I asked her with whom she was staying. She told me with a widow-lady and two children, named Wilson. She went to them at Sir Mervyn Ferrand’s command. Mrs Wilson, he told her, was a distant connection of his own, and he had made arrangements for her to look after Philippa during her illness.
It was but another proof of the man’s revolting cynicism. To send the woman who falsely believed herself to be his wife to one of his own relations! Oh, I would have a full reckoning with him!
‘What name do they know you by?’ I asked.
‘He said I was to call myself by the false name, which, for purposes of his own, he chose to pass under. But I felt myself absolved from my promise of secrecy. Why should I stay in a strange house with strange people by Sir Mervyn Ferrand’s request, unless I could show good cause for doing so? So I told Mrs Wilson everything.’
‘She believed you?’
‘She was bound to believe me. I would have no doubt cast upon my word. I showed her the certificate of my marriage. Whatever she may have thought at first, she saw then that I was his wife. No one else knows it except her. To her I am Lady Ferrand. Like me, she never dreamed to what man’s villainy can reach. Oh, Basil, Basil! Why are such men allowed to live?’
For the first time Philippa seemed to break down. Till now the chief characteristics of her mood had been scorn and anger. Now, sheer grief for the time appeared to sweep away every other emotion. Sob after sob broke from her. I endeavoured to calm her—to comfort her. Alas! How little I could say or do to these ends! She leaned heavily and despondingly on my arm, and for a long while we walked in silence. At last she told me her home was close at hand.
‘Listen, Philippa,’ I said; ‘I shall come in with you and see this lady with whom you are staying. I shall tell her I am your brother; that for some time I have known how shamefully your husband has neglected you; and that now, with your full consent, I mean to take you away. Whether this woman believes in our relationship or not, matters nothing. I suppose she knows that man is coming tomorrow. After his heartless desertion, she cannot be surprised at your wish to avoid meeting him.’

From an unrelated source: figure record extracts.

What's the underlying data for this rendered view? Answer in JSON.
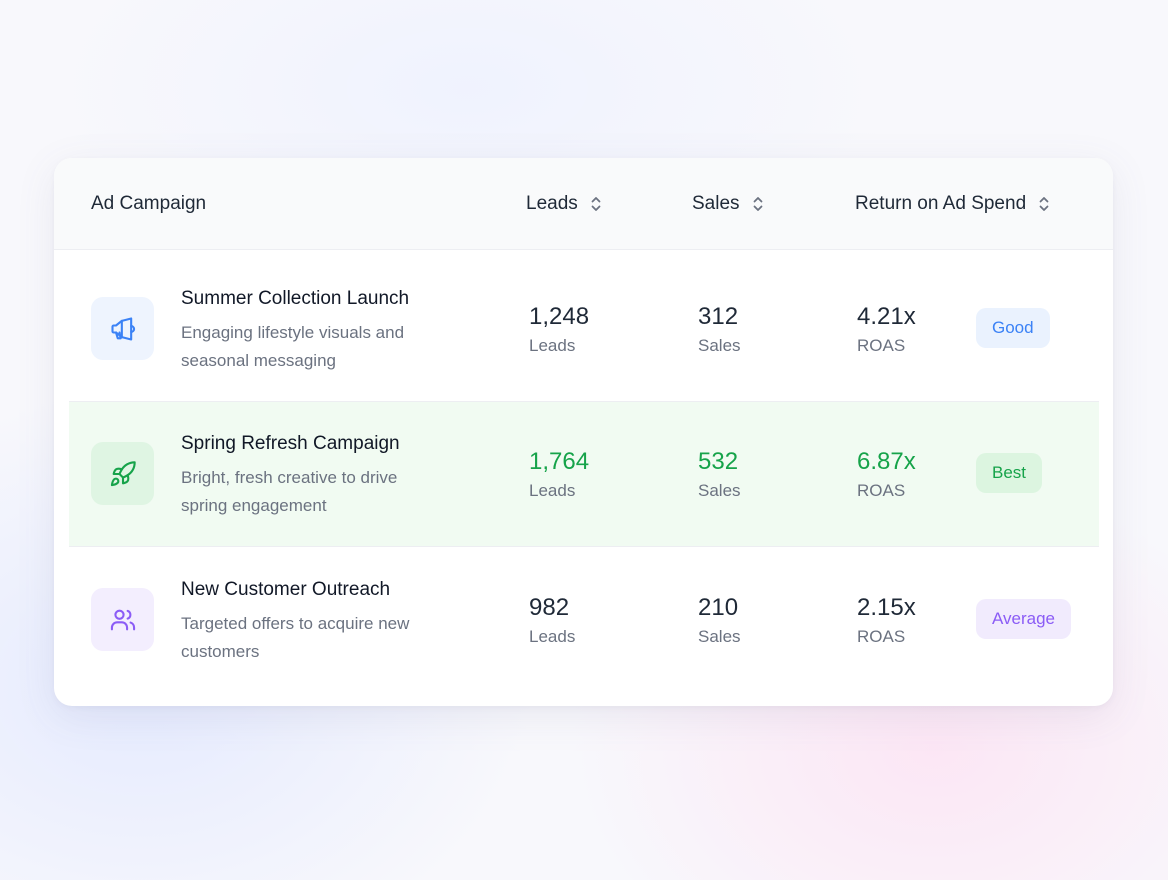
{
  "table": {
    "columns": {
      "campaign": "Ad Campaign",
      "leads": "Leads",
      "sales": "Sales",
      "roas": "Return on Ad Spend"
    },
    "rows": [
      {
        "icon": "megaphone-icon",
        "title": "Summer Collection Launch",
        "description": "Engaging lifestyle visuals and seasonal messaging",
        "leads_value": "1,248",
        "leads_unit": "Leads",
        "sales_value": "312",
        "sales_unit": "Sales",
        "roas_value": "4.21x",
        "roas_unit": "ROAS",
        "badge": "Good"
      },
      {
        "icon": "rocket-icon",
        "title": "Spring Refresh Campaign",
        "description": "Bright, fresh creative to drive spring engagement",
        "leads_value": "1,764",
        "leads_unit": "Leads",
        "sales_value": "532",
        "sales_unit": "Sales",
        "roas_value": "6.87x",
        "roas_unit": "ROAS",
        "badge": "Best"
      },
      {
        "icon": "users-icon",
        "title": "New Customer Outreach",
        "description": "Targeted offers to acquire new customers",
        "leads_value": "982",
        "leads_unit": "Leads",
        "sales_value": "210",
        "sales_unit": "Sales",
        "roas_value": "2.15x",
        "roas_unit": "ROAS",
        "badge": "Average"
      }
    ]
  },
  "colors": {
    "good": "#3b82f6",
    "best": "#16a34a",
    "average": "#8b5cf6",
    "best_row_background": "#f1fbf2"
  }
}
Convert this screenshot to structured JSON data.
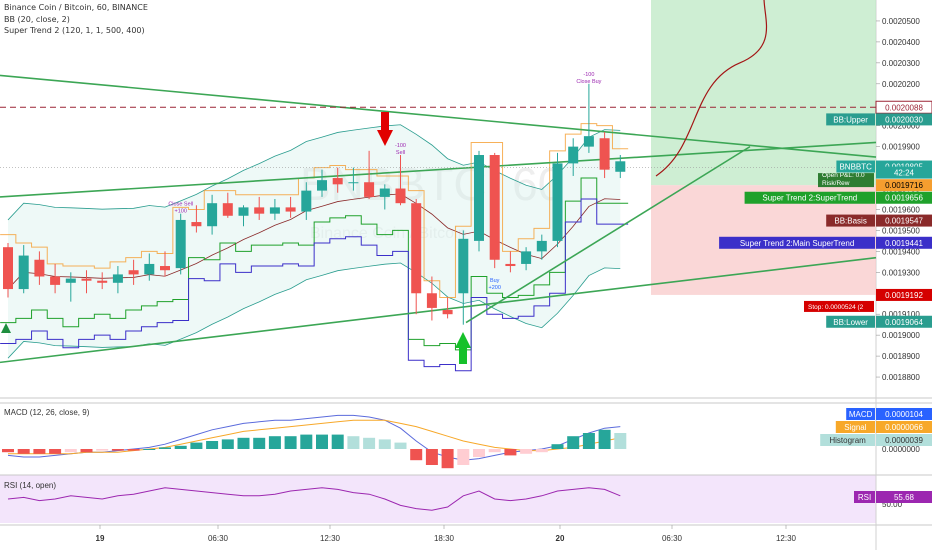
{
  "header": {
    "title": "Binance Coin / Bitcoin, 60, BINANCE",
    "bb_line": "BB (20, close, 2)",
    "st_line": "Super Trend 2 (120, 1, 1, 500, 400)"
  },
  "watermark": "BNBBTC, 60",
  "watermark_sub": "Binance Coin / Bitcoin",
  "colors": {
    "up": "#26a69a",
    "down": "#ef5350",
    "bb": "#2a9d8f",
    "supertrend": "#1fa12b",
    "main_supertrend": "#3b2fc9",
    "basis": "#8a2a2a",
    "orange": "#f59e2f",
    "dashed": "#9b2335",
    "rsi": "#9c27b0",
    "signal_line": "#f7a829",
    "macd_line": "#5b6bdc"
  },
  "chart_data": {
    "type": "candlestick",
    "symbol": "BNBBTC",
    "interval": "60",
    "ylim": [
      0.00187,
      0.00206
    ],
    "yticks": [
      "0.0020500",
      "0.0020400",
      "0.0020300",
      "0.0020200",
      "0.0020100",
      "0.0020000",
      "0.0019900",
      "0.0019800",
      "0.0019700",
      "0.0019600",
      "0.0019500",
      "0.0019400",
      "0.0019300",
      "0.0019200",
      "0.0019100",
      "0.0019000",
      "0.0018900",
      "0.0018800"
    ],
    "xticks": [
      "19",
      "06:30",
      "12:30",
      "18:30",
      "20",
      "06:30",
      "12:30"
    ],
    "candles": [
      [
        0.001942,
        0.001944,
        0.001918,
        0.001922
      ],
      [
        0.001922,
        0.001943,
        0.00192,
        0.001938
      ],
      [
        0.001936,
        0.00194,
        0.001924,
        0.001928
      ],
      [
        0.001928,
        0.001934,
        0.00192,
        0.001924
      ],
      [
        0.001925,
        0.00193,
        0.001916,
        0.001927
      ],
      [
        0.001927,
        0.001931,
        0.00192,
        0.001926
      ],
      [
        0.001926,
        0.00193,
        0.001922,
        0.001925
      ],
      [
        0.001925,
        0.001933,
        0.00192,
        0.001929
      ],
      [
        0.001931,
        0.001936,
        0.001924,
        0.001929
      ],
      [
        0.001929,
        0.001939,
        0.001926,
        0.001934
      ],
      [
        0.001933,
        0.00194,
        0.001928,
        0.001931
      ],
      [
        0.001932,
        0.001958,
        0.001929,
        0.001955
      ],
      [
        0.001954,
        0.001962,
        0.001949,
        0.001952
      ],
      [
        0.001952,
        0.001967,
        0.001948,
        0.001963
      ],
      [
        0.001963,
        0.001968,
        0.001956,
        0.001957
      ],
      [
        0.001957,
        0.001962,
        0.001952,
        0.001961
      ],
      [
        0.001961,
        0.001966,
        0.001955,
        0.001958
      ],
      [
        0.001958,
        0.001965,
        0.001955,
        0.001961
      ],
      [
        0.001961,
        0.001966,
        0.001956,
        0.001959
      ],
      [
        0.001959,
        0.001973,
        0.001955,
        0.001969
      ],
      [
        0.001969,
        0.001979,
        0.001966,
        0.001974
      ],
      [
        0.001975,
        0.00198,
        0.001968,
        0.001972
      ],
      [
        0.001973,
        0.00198,
        0.001969,
        0.001973
      ],
      [
        0.001973,
        0.001988,
        0.001965,
        0.001966
      ],
      [
        0.001966,
        0.001972,
        0.00196,
        0.00197
      ],
      [
        0.00197,
        0.001986,
        0.001962,
        0.001963
      ],
      [
        0.001963,
        0.001965,
        0.00191,
        0.00192
      ],
      [
        0.00192,
        0.001928,
        0.001907,
        0.001913
      ],
      [
        0.001912,
        0.001918,
        0.001908,
        0.00191
      ],
      [
        0.00192,
        0.00195,
        0.001905,
        0.001946
      ],
      [
        0.001945,
        0.001988,
        0.00194,
        0.001986
      ],
      [
        0.001986,
        0.001987,
        0.001932,
        0.001936
      ],
      [
        0.001934,
        0.00194,
        0.00193,
        0.001933
      ],
      [
        0.001934,
        0.001942,
        0.001931,
        0.00194
      ],
      [
        0.00194,
        0.001948,
        0.001936,
        0.001945
      ],
      [
        0.001945,
        0.001987,
        0.001942,
        0.001982
      ],
      [
        0.001982,
        0.001994,
        0.001976,
        0.00199
      ],
      [
        0.00199,
        0.00202,
        0.001987,
        0.001995
      ],
      [
        0.001994,
        0.001997,
        0.001975,
        0.001979
      ],
      [
        0.001978,
        0.001986,
        0.001975,
        0.001983
      ]
    ],
    "price_labels": [
      {
        "text": "0.0020088",
        "value": 0.0020088,
        "bg": "#ffffff",
        "fg": "#9b2335",
        "border": "#9b2335"
      },
      {
        "name": "BB:Upper",
        "text": "0.0020030",
        "value": 0.002003,
        "bg": "#2a9d8f",
        "fg": "#ffffff"
      },
      {
        "name": "BNBBTC",
        "text": "0.0019805",
        "value": 0.0019805,
        "bg": "#26a69a",
        "fg": "#ffffff"
      },
      {
        "name": "",
        "text": "42:24",
        "value": 0.0019776,
        "bg": "#26a69a",
        "fg": "#ffffff"
      },
      {
        "name": "",
        "text": "0.0019716",
        "value": 0.0019716,
        "bg": "#f59e2f",
        "fg": "#000000"
      },
      {
        "name": "Super Trend 2:SuperTrend",
        "text": "0.0019656",
        "value": 0.0019656,
        "bg": "#1fa12b",
        "fg": "#ffffff"
      },
      {
        "name": "BB:Basis",
        "text": "0.0019547",
        "value": 0.0019547,
        "bg": "#8a2a2a",
        "fg": "#ffffff"
      },
      {
        "name": "Super Trend 2:Main SuperTrend",
        "text": "0.0019441",
        "value": 0.0019441,
        "bg": "#3b2fc9",
        "fg": "#ffffff"
      },
      {
        "name": "",
        "text": "0.0019192",
        "value": 0.0019192,
        "bg": "#d50000",
        "fg": "#ffffff"
      },
      {
        "name": "BB:Lower",
        "text": "0.0019064",
        "value": 0.0019064,
        "bg": "#2a9d8f",
        "fg": "#ffffff"
      }
    ],
    "position": {
      "open_pnl": "Open P&L: 0.0",
      "risk_reward": "Risk/Rew",
      "stop_label": "Stop: 0.0000524 (2"
    },
    "signals": [
      {
        "candle": 11,
        "label": "Close Sell",
        "sublabel": "+100"
      },
      {
        "candle": 25,
        "label": "-100",
        "sublabel": "Sell"
      },
      {
        "candle": 31,
        "label": "Buy",
        "sublabel": "+200"
      },
      {
        "candle": 37,
        "label": "-100",
        "sublabel": "Close Buy"
      }
    ]
  },
  "macd": {
    "title": "MACD (12, 26, close, 9)",
    "labels": [
      {
        "name": "MACD",
        "value": "0.0000104",
        "bg": "#2962ff"
      },
      {
        "name": "Signal",
        "value": "0.0000066",
        "bg": "#f7a829"
      },
      {
        "name": "Histogram",
        "value": "0.0000039",
        "bg": "#b2dfdb"
      }
    ],
    "ytick": "0.0000000",
    "histogram": [
      -2,
      -3,
      -3,
      -3,
      -2,
      -2,
      -1,
      -1,
      -1,
      0,
      1,
      2,
      4,
      5,
      6,
      7,
      7,
      8,
      8,
      9,
      9,
      9,
      8,
      7,
      6,
      4,
      -7,
      -10,
      -12,
      -10,
      -5,
      -2,
      -4,
      -3,
      -2,
      3,
      8,
      10,
      12,
      10
    ],
    "macd_line": [
      -4,
      -5,
      -5,
      -4,
      -3,
      -2,
      -2,
      -1,
      0,
      1,
      3,
      6,
      9,
      12,
      14,
      16,
      17,
      18,
      18,
      19,
      20,
      21,
      21,
      20,
      18,
      13,
      5,
      -2,
      -5,
      -7,
      -6,
      -4,
      -2,
      -1,
      0,
      2,
      6,
      10,
      13,
      14
    ],
    "signal_line": [
      -3,
      -3,
      -3,
      -3,
      -3,
      -2,
      -2,
      -2,
      -1,
      0,
      1,
      3,
      5,
      7,
      9,
      11,
      12,
      13,
      14,
      15,
      16,
      17,
      18,
      18,
      18,
      16,
      14,
      11,
      8,
      5,
      3,
      1,
      0,
      -1,
      -1,
      0,
      1,
      3,
      5,
      7
    ]
  },
  "rsi": {
    "title": "RSI (14, open)",
    "label": "RSI",
    "value": "55.68",
    "ytick": "50.00",
    "values": [
      50,
      51,
      49,
      50,
      52,
      51,
      50,
      52,
      53,
      55,
      57,
      56,
      55,
      54,
      53,
      52,
      52,
      53,
      55,
      56,
      57,
      56,
      54,
      53,
      50,
      46,
      44,
      43,
      45,
      52,
      55,
      50,
      49,
      50,
      52,
      55,
      56,
      57,
      56,
      52
    ]
  }
}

I paused. Philippa bent her head as if assenting to my plan.
‘Tomorrow,’ I continued, ‘long before that wretch comes here to poison the very air we breathe, I shall come and fetch you. Early in the morning I will send my servant for your luggage. Mrs Wilson may know me and my man by sight. That makes no difference. There need be no concealment. You are free to come and go. You have no one to fear. On Thursday morning we will leave this place.’
‘Yes,’ said Philippa, dreamily, ‘tomorrow I will leave—I will come to you. But I will come alone. In the evening most likely, when no one will know where I have gone.’